In this interview K.K. Kapila, Chairman and Managing Director of ICT Pvt. Ltd, tells Project Monitor about his views on the prospects for the construction industry, the impact of rising steel prices on projects and the major problems facing the sector.
What are the future prospects for the construction industry? Which areas vis-à-vis roads, highways and bridges, airports and dams are promising?
The construction industry has entered a phase of quantum growth. This has been necessitated by the urgency to address the inadequacies in infrastructure, which has been universally recognised as a major constraint in the path of economic growth and development. Despite time being taken in developing appropriate systems and regulatory mechanisms, provisioning of infrastructure, particularly the highway sector, has made a promising start. The National Highway Development Programme envisages an ambitious programme of developing 13,000 km of national highways to 4/6 lane standards comprising the Golden Quadrilateral and the East-West and North-South Corridors at a total cost of around Rs 54,000 crore (at 1996 prices). This programme has provided the necessary fillip to the construction industry wherein project management, adoption of state-of-the-art equipment, utilisation of large quantity of materials and resources, coupled with sophisticated management tools have emerged as the key issues. The challenge before the construction industry is to bring in practices, the best world over.

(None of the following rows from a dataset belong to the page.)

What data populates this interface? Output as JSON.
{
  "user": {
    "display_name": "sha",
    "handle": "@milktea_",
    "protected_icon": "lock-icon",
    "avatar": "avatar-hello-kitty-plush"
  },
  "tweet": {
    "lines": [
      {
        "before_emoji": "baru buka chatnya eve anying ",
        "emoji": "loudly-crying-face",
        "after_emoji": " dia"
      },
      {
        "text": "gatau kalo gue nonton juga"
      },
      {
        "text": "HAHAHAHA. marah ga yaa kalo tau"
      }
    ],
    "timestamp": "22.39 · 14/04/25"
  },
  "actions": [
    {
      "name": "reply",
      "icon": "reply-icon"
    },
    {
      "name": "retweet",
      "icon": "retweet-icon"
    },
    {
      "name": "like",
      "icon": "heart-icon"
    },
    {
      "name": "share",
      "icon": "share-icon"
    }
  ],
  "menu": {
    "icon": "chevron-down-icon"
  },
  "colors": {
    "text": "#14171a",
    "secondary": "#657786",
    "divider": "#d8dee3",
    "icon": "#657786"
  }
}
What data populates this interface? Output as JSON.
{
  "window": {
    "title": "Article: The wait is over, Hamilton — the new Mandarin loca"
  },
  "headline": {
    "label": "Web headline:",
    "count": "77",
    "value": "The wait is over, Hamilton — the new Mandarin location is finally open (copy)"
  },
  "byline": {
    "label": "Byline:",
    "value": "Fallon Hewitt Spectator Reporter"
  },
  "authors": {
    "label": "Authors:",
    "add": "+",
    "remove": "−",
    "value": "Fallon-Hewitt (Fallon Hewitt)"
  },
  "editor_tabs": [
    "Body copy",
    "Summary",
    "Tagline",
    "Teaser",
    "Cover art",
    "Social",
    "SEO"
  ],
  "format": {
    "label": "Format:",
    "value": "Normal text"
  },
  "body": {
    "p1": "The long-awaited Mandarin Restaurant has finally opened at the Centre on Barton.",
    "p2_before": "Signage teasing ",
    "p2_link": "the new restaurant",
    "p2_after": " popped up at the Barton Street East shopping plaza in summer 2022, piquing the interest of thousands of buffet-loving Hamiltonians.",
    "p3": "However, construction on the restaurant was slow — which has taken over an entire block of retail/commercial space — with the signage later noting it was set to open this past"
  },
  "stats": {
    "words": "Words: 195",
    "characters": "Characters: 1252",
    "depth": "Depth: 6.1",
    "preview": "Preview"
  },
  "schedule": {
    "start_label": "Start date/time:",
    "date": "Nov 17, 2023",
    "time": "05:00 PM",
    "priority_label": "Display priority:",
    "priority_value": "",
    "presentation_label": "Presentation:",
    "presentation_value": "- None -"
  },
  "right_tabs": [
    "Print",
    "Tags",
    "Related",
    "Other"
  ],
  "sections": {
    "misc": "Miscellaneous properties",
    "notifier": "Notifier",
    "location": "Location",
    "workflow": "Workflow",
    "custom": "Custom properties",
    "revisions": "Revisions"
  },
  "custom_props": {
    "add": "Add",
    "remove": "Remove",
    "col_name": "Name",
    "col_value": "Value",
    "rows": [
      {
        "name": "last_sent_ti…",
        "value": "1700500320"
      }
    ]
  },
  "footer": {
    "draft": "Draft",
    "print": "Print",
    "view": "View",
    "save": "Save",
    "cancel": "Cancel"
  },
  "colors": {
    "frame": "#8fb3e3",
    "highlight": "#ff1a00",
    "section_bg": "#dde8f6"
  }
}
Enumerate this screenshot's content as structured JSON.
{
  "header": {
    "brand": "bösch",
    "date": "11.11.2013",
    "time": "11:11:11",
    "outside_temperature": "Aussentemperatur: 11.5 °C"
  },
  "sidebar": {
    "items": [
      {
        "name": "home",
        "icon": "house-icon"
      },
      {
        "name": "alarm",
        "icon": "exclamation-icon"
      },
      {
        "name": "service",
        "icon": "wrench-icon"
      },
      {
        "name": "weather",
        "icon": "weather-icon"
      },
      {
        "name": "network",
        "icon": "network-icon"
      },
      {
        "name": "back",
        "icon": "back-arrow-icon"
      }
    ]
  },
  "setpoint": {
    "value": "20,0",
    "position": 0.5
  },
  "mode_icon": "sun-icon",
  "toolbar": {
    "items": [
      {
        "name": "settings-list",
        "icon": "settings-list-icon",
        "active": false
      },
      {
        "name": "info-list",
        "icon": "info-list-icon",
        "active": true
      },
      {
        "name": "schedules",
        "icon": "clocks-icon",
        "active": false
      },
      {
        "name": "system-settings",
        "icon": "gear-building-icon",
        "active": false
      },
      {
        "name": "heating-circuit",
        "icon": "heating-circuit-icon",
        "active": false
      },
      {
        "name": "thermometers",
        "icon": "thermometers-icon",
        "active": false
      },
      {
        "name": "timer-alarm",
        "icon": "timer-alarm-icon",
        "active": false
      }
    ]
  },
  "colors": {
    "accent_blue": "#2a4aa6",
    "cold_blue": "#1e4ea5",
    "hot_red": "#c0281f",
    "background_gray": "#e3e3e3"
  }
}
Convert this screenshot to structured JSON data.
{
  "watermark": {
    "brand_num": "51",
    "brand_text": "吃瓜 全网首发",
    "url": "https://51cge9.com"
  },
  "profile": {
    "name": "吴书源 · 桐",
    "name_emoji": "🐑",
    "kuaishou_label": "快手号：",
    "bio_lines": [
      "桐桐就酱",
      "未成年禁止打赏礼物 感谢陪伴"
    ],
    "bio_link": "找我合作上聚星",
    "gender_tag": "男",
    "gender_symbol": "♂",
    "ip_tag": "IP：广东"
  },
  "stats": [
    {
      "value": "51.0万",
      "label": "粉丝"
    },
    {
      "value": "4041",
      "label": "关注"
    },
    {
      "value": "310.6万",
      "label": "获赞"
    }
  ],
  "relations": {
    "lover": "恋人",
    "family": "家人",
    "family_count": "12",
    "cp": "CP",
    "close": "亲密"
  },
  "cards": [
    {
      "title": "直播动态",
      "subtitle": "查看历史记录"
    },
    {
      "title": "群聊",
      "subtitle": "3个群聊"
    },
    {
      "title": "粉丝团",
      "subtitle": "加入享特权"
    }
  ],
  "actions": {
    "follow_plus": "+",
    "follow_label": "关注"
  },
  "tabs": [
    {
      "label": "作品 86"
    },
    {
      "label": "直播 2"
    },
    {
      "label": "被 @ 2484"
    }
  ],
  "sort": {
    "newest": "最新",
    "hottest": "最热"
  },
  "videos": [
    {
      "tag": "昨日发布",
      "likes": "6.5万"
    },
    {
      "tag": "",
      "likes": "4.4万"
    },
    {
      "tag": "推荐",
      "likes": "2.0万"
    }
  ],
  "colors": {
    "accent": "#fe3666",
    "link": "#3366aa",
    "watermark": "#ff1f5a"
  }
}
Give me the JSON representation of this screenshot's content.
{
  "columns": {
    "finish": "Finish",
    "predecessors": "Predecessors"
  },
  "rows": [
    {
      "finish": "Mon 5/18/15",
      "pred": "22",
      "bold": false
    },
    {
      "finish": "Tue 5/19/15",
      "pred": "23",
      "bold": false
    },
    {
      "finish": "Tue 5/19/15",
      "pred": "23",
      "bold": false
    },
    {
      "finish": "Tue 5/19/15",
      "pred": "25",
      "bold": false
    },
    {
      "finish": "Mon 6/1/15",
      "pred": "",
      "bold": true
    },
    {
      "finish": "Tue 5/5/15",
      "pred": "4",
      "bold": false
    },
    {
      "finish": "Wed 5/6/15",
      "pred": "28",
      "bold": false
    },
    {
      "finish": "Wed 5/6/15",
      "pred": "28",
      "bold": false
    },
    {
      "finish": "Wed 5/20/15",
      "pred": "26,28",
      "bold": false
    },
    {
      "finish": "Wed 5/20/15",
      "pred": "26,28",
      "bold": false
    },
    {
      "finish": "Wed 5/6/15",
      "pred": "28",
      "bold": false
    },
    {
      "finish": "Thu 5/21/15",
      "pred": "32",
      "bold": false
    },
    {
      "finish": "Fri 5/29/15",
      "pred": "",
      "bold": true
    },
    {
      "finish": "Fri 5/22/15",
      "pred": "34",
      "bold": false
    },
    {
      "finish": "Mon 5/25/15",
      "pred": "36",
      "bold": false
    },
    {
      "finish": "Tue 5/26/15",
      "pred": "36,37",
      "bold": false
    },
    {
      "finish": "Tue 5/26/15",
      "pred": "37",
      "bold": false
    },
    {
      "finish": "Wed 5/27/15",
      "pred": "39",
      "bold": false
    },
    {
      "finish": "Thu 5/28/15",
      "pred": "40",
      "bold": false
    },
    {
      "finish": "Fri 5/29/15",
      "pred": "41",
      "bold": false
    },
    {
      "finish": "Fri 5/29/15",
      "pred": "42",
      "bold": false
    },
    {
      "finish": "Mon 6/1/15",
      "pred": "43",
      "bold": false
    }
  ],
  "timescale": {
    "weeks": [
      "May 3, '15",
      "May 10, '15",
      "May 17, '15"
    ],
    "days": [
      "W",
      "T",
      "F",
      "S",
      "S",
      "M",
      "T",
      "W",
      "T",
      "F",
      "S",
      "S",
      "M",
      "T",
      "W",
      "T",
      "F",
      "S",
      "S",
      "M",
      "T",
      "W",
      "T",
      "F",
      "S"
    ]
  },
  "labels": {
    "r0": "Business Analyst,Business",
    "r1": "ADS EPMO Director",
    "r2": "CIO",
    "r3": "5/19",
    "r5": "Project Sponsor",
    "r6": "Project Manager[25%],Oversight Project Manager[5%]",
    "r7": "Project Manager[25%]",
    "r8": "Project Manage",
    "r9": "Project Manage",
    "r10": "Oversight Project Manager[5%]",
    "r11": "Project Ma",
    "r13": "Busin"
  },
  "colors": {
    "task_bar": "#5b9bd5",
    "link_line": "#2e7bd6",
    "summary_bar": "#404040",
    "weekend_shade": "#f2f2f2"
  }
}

Another important sector, which holds promise, is the gigantic "Linking of Indian Rivers" project encompassing 31 river basins and is estimated to cost Rs 5,60,000 crore. This programme will again spread across the whole country and with massive inputs from the construction industry.
Besides the above, large projects for urban infrastructure, metro, housing etc., are likely to attract massive investments both from the public and private sector, calling for high level of expertise and project management skills from the construction industry.
What is the impact of rising prices of steel and cement on the construction industry?
The cost of projects is likely to increase as a result of the increase in prices of steel and cement, the two basic materials used in construction. However, such increase in costs has to be compatible with international prices, in view of WTO imperatives. At the same time the agencies will have to enhance their efficiency and competitiveness, and optimise project costs so as to maintain their position in face of stiff global competition knocking at our doors.
What are the major problems facing the construction industry in India?
Our construction industry suffers from capacity constraints, lack of trained manpower and managerial skills with performance much below international level. Though there are islands of excellence in a sea of mediocrity, our companies must become global players by modernising, intensive training of their manpower, enhancing their turnover and change of mindset. The industry is starved of finance. Small and medium contractors do not have the wherewithal to upgrade their capability, both hard and soft, to undertake high value time bound projects. FIDIC conditions are not being rigorously followed and the contract agreements continue to be heavily loaded in favour of the owner/client. Quality, safety, environment and social aspects are also not being addressed appropriately.
Has your company bagged any new projects either in India or abroad?
ICT has bagged two new projects:
* Preparation of cadastral surveys for the Rural Roads Development Project, Philippines, for Asian Development Bank.
* Proof consultancy for the detailed design of Yamuna Bridge No.249 near Delhi Junction and Ganga Bridge No.52 near Garhmuktesar for Northern Railway.
Are you seeking projects in Iraq?
ICT, with a number of professionals having past experience of working in Iraq, has been actively following developments in Iraq and opportunities of providing consultancy services for infrastructure building by direct liaison with various concerned organisations.
What is the current order book position of your company?
We are regularly submitting proposals for various projects in India and abroad and at present about 22 proposals are under various stages of evaluation.